Because he was never much of a strikeout guy — 6.96 K/9 and 18.1 K% career, 6.17 K/9 and 15.8 K% last two seasons — any fantasy value Millwood provides will come in the form of wins, ERA, and WHIP assuming the traditional 5×5 format. The Mariners aren’t expected to contend, so don’t plan on using the guy to pad your win total. His relatively low walk rates — 2.77 BB/9 and 7.2 BB% career, 2.68 BB/9 and 6.9 BB% last two years — aren’t enough to overcome his extreme hitability, which has resulted in more hits than innings pitched in each of the last two years and in five of the last six. He’s managed a sub-1.30 WHIP just once in the last six years, that was last season’s small sample showing with the Rockies.
All we’re left with is ERA at this point, and the Mariners figure to help Millwood out a bit in this department. First of all, Safeco Field* will be the first true pitcher’s park he’s called home since his days with the Braves (though Progressive Field in Cleveland is as neutral as it gets). ESPN’s Park Factors say that Safeco has held offense to roughly 85% of the league average in recent years while StatCorner says it’s more like 95%. Every little bit helps. The Mariners also have one of the game’s best defensive units, having turned 71.8% of batted balls into outs over the last two seasons compared to the 70.8% league average. Like I said, every little bit helps.
* Interestingly enough, Millwood’s career numbers at Safeco Field are awful. We’re talking 13 starts with a 5.17 ERA and ~4.55 FIP in 78.1 IP. All of those innings were thrown against the Mariners, and once upon a time they actually had a pretty good offense. Millwood’s numbers at his new home park are an interesting little factoid and nothing more, I fail to see how they can tell us anything meaningful.
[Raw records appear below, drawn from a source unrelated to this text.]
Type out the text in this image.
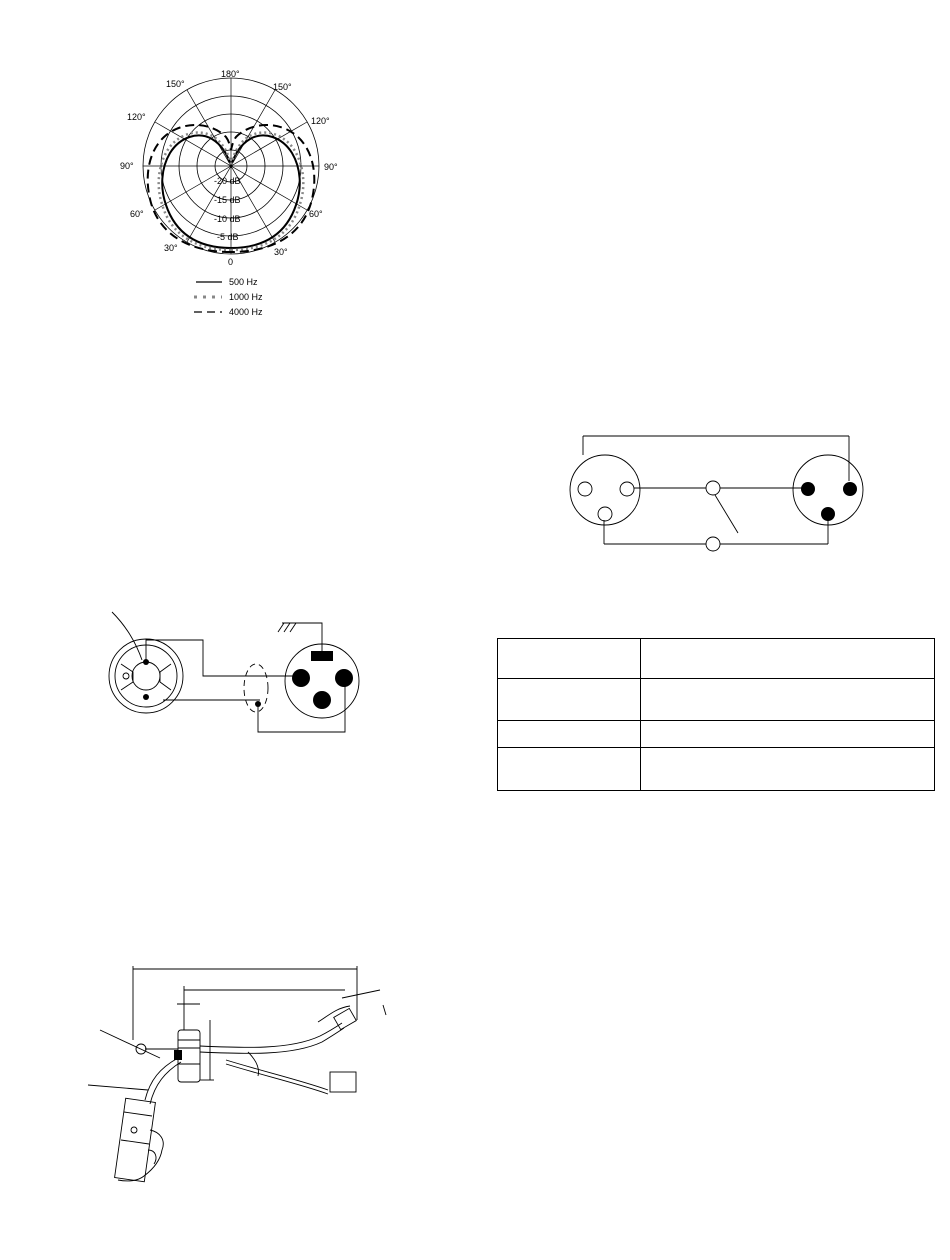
180°
150°	150°
120°	120°
90°	90°
60°	60°
30°	30°
0
-20 dB
-15 dB
-10 dB
-5 dB
500 Hz
1000 Hz
4000 Hz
It’s been a while since Millwood was fantasy relevant, and that doesn’t figure to change next season despite the pitcher friendly environment in Seattle. He might luck into a superficially low ERA, meaning 3.50 or so, but otherwise you can’t count on wins, strikeouts, or WHIP. In ottoneu leagues, he’s a $1 pitcher good for maybe 600 points if he makes it to the mound for 30 starts, which puts him in the Brian Duensing, Jeff Karstens, Chris Volstad category. There’s not much to see here, but knowing who to avoid is just as important as knowing who to draft.